Regime bombardment kills five civilians in Syria's Idlib – monitor

Air strikes on the largely opposition and rebel-controlled region of northern Idlib followed air raids on Tuesday night and Wednesday that killed 23 civilians.

This photo provided on May 21, 2019 by White Helmets, shows its defence worker loading a wounded man into an ambulance after Syrian regime air strikes hit the town of Maaret al Numan, Idlib province, Syria.
AP

This photo provided on May 21, 2019 by White Helmets, shows its defence worker loading a wounded man into an ambulance after Syrian regime air strikes hit the town of Maaret al Numan, Idlib province, Syria.

Syrian regime aircraft bombed several towns in north-western Syria on Thursday, killing five civilians as troops and militia battled rebels and opposition fighters on the ground, a war monitor said.

Bombardment of the largely rebel-controlled region of Idlib followed strikes on Tuesday night and Wednesday that killed 23 civilians, 12 of them at a busy market.

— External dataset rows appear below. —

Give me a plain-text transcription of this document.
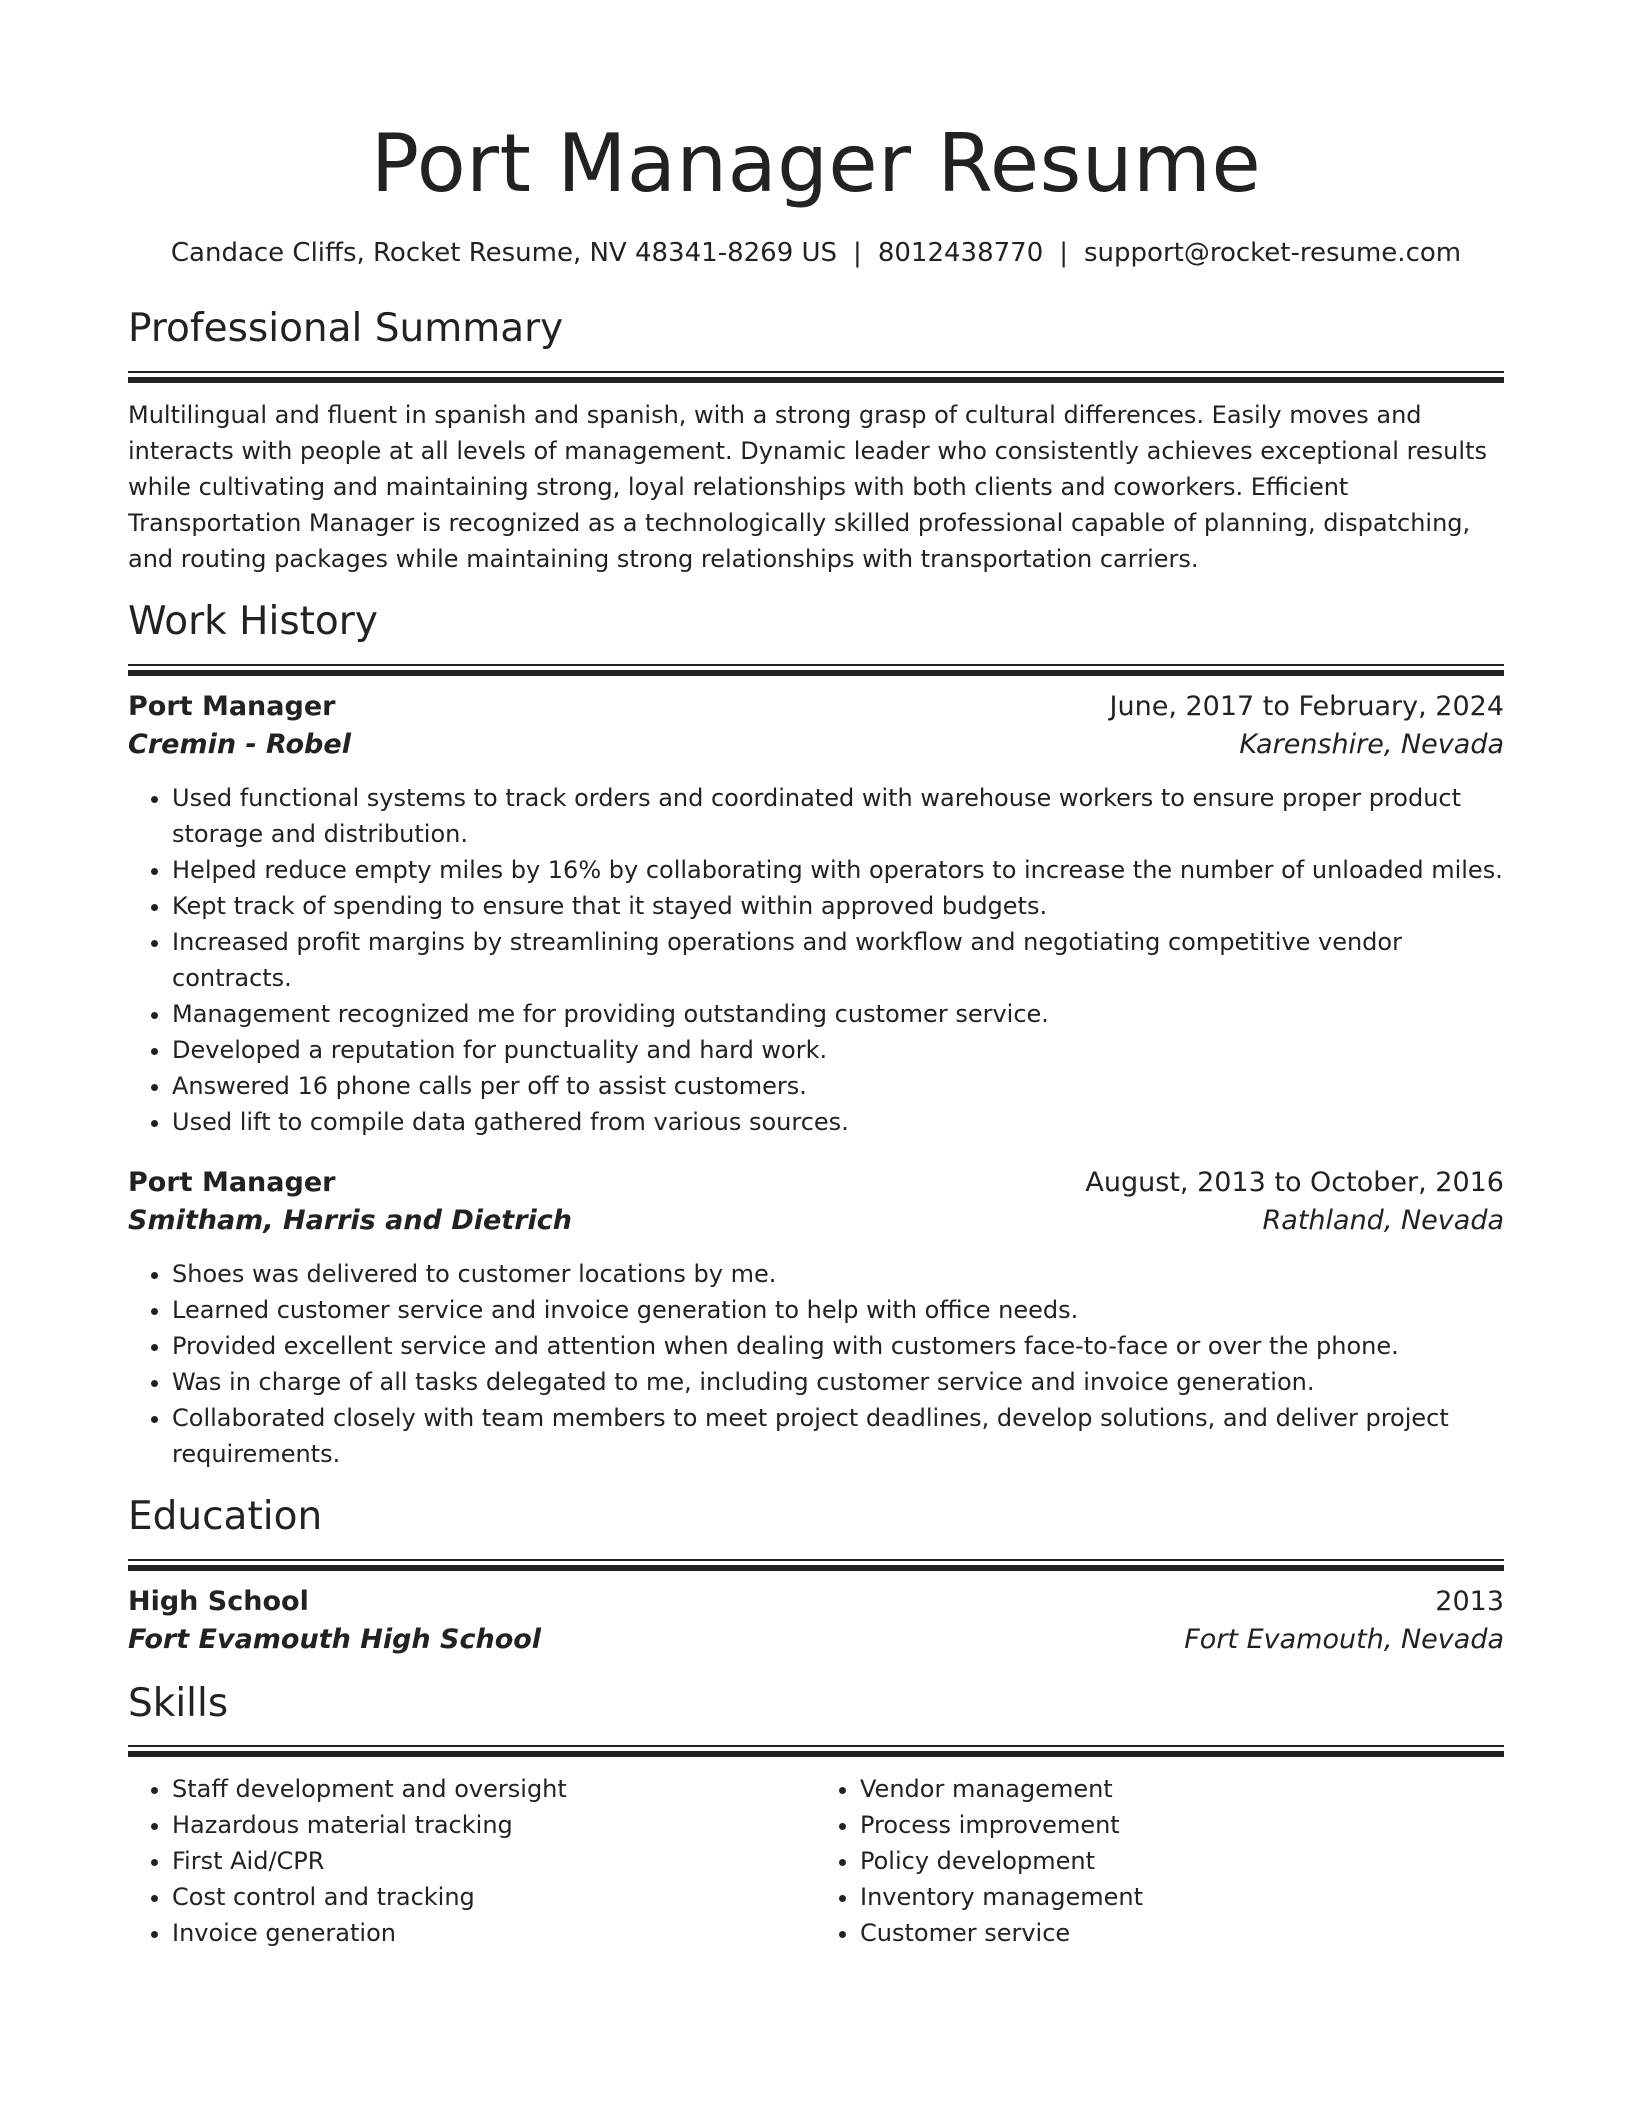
Port Manager Resume
Candace Cliffs, Rocket Resume, NV 48341-8269 US | 8012438770 | support@rocket-resume.com
Professional Summary

Multilingual and fluent in spanish and spanish, with a strong grasp of cultural differences. Easily moves and interacts with people at all levels of management. Dynamic leader who consistently achieves exceptional results while cultivating and maintaining strong, loyal relationships with both clients and coworkers. Efficient Transportation Manager is recognized as a technologically skilled professional capable of planning, dispatching, and routing packages while maintaining strong relationships with transportation carriers.

Work History
Port Manager	June, 2017 to February, 2024
Cremin - Robel	Karenshire, Nevada
• Used functional systems to track orders and coordinated with warehouse workers to ensure proper product storage and distribution.
• Helped reduce empty miles by 16% by collaborating with operators to increase the number of unloaded miles.
• Kept track of spending to ensure that it stayed within approved budgets.
• Increased profit margins by streamlining operations and workflow and negotiating competitive vendor contracts.
• Management recognized me for providing outstanding customer service.
• Developed a reputation for punctuality and hard work.
• Answered 16 phone calls per off to assist customers.
• Used lift to compile data gathered from various sources.
Port Manager	August, 2013 to October, 2016
Smitham, Harris and Dietrich	Rathland, Nevada
• Shoes was delivered to customer locations by me.
• Learned customer service and invoice generation to help with office needs.
• Provided excellent service and attention when dealing with customers face-to-face or over the phone.
• Was in charge of all tasks delegated to me, including customer service and invoice generation.
• Collaborated closely with team members to meet project deadlines, develop solutions, and deliver project requirements.
Education
High School	2013
Fort Evamouth High School	Fort Evamouth, Nevada
Skills
• Staff development and oversight
• Hazardous material tracking
• First Aid/CPR
• Cost control and tracking
• Invoice generation
• Vendor management
• Process improvement
• Policy development
• Inventory management
• Customer service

In neighbouring Hama province, Syrian troops battled for a third straight day to repel a rebel counterattack around the town of Kafr Nabuda, leaving 15 combatants dead, 11 of them rebels, the Syrian Observatory for Human Rights said.

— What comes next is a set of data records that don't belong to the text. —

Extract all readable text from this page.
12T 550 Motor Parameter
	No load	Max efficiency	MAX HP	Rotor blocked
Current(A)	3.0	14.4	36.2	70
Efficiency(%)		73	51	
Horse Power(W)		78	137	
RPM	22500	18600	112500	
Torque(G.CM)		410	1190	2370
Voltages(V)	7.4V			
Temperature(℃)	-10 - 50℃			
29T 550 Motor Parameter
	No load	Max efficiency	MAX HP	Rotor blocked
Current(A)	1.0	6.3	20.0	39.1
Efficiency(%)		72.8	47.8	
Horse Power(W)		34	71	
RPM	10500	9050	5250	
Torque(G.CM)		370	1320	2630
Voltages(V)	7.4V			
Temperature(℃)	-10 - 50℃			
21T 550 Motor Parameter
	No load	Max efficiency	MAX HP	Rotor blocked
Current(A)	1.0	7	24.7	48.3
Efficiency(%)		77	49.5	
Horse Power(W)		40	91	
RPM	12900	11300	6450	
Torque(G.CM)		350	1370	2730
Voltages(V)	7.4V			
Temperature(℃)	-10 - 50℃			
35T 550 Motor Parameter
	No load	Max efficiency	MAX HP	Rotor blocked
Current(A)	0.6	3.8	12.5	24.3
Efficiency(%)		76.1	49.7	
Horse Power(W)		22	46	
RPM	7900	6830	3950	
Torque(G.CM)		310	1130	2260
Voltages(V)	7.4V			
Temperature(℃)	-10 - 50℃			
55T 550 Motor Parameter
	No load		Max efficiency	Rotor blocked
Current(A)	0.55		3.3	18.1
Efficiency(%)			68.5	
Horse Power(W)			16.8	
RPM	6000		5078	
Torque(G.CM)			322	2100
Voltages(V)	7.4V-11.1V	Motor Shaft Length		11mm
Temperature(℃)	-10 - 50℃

Syrian regime forces retook the town on May 8, but the rebels retook most of it on Wednesday, the Britain-based monitor said.

More than 100 combatants have been killed in the fighting around Kafr Nabuda since Tuesday.

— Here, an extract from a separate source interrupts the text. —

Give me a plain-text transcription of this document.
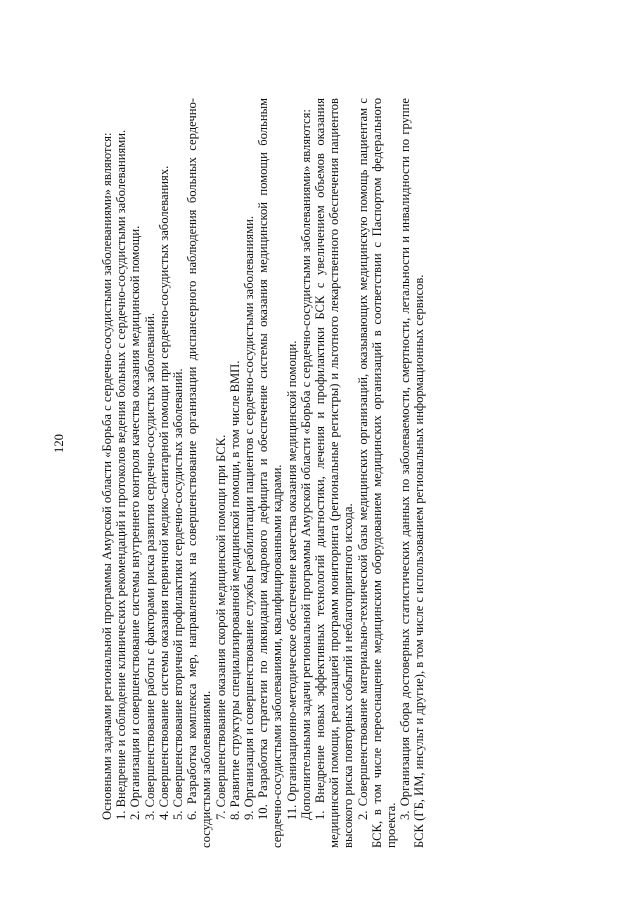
120	Основными задачами региональной программы Амурской области «Борьба с сердечно-сосудистыми заболеваниями» являются: 1. Внедрение и соблюдение клинических рекомендаций и протоколов ведения больных с сердечно-сосудистыми заболеваниями. 2. Организация и совершенствование системы внутреннего контроля качества оказания медицинской помощи. 3. Совершенствование работы с факторами риска развития сердечно-сосудистых заболеваний. 4. Совершенствование системы оказания первичной медико-санитарной помощи при сердечно-сосудистых заболеваниях. 5. Совершенствование вторичной профилактики сердечно-сосудистых заболеваний. 6. Разработка комплекса мер, направленных на совершенствование организации диспансерного наблюдения больных сердечно-сосудистыми заболеваниями. 7. Совершенствование оказания скорой медицинской помощи при БСК. 8. Развитие структуры специализированной медицинской помощи, в том числе ВМП. 9. Организация и совершенствование службы реабилитации пациентов с сердечно-сосудистыми заболеваниями. 10. Разработка стратегии по ликвидации кадрового дефицита и обеспечение системы оказания медицинской помощи больным сердечно-сосудистыми заболеваниями, квалифицированными кадрами. 11. Организационно-методическое обеспечение качества оказания медицинской помощи. Дополнительными задачи региональной программы Амурской области «Борьба с сердечно-сосудистыми заболеваниями» являются: 1. Внедрение новых эффективных технологий диагностики, лечения и профилактики БСК с увеличением объемов оказания медицинской помощи, реализацией программ мониторинга (региональные регистры) и льготного лекарственного обеспечения пациентов высокого риска повторных событий и неблагоприятного исхода. 2. Совершенствование материально-технической базы медицинских организаций, оказывающих медицинскую помощь пациентам с БСК, в том числе переоснащение медицинским оборудованием медицинских организаций в соответствии с Паспортом федерального проекта.

3. Организация сбора достоверных статистических данных по заболеваемости, смертности, летальности и инвалидности по группе БСК (ГБ, ИМ, инсульт и другие), в том числе с использованием региональных информационных сервисов.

The Hayat Tahrir al Sham alliance, which is led by Al Qaeda's former Syria affiliate, controls much of Idlib as well as adjacent slivers of Aleppo, Hama and Latakia provinces.

Attack on Hmeymim Air Base

Also on Thursday, militants fired four rockets towards Russia's Hmeymim Air Base in Syria, but all the rockets were destroyed, RIA news agency cited Russia's defence ministry.

Syrian regime officer Mohammad Zuhair Kharboutly said on Thursday that Al Zara power station, close to the rebels' last stronghold in the country's northwest, has been repaired after insurgents bombed the facility the night before, kicking it offline.

The region is nominally protected by a buffer zone deal, but the regime and its ally Russia have escalated their bombardment in recent weeks, seizing several towns on its southern flank.

Humanitarian catastrophe

The UN has warned that an all-out offensive on Idlib region would lead to a humanitarian catastrophe for its nearly three million residents.

More than 200,000 people have already been displaced by the upsurge of violence since April 28, the UN has said.

A total of 20 health facilities have been hit by the escalation – 19 of which remain out of service, it added.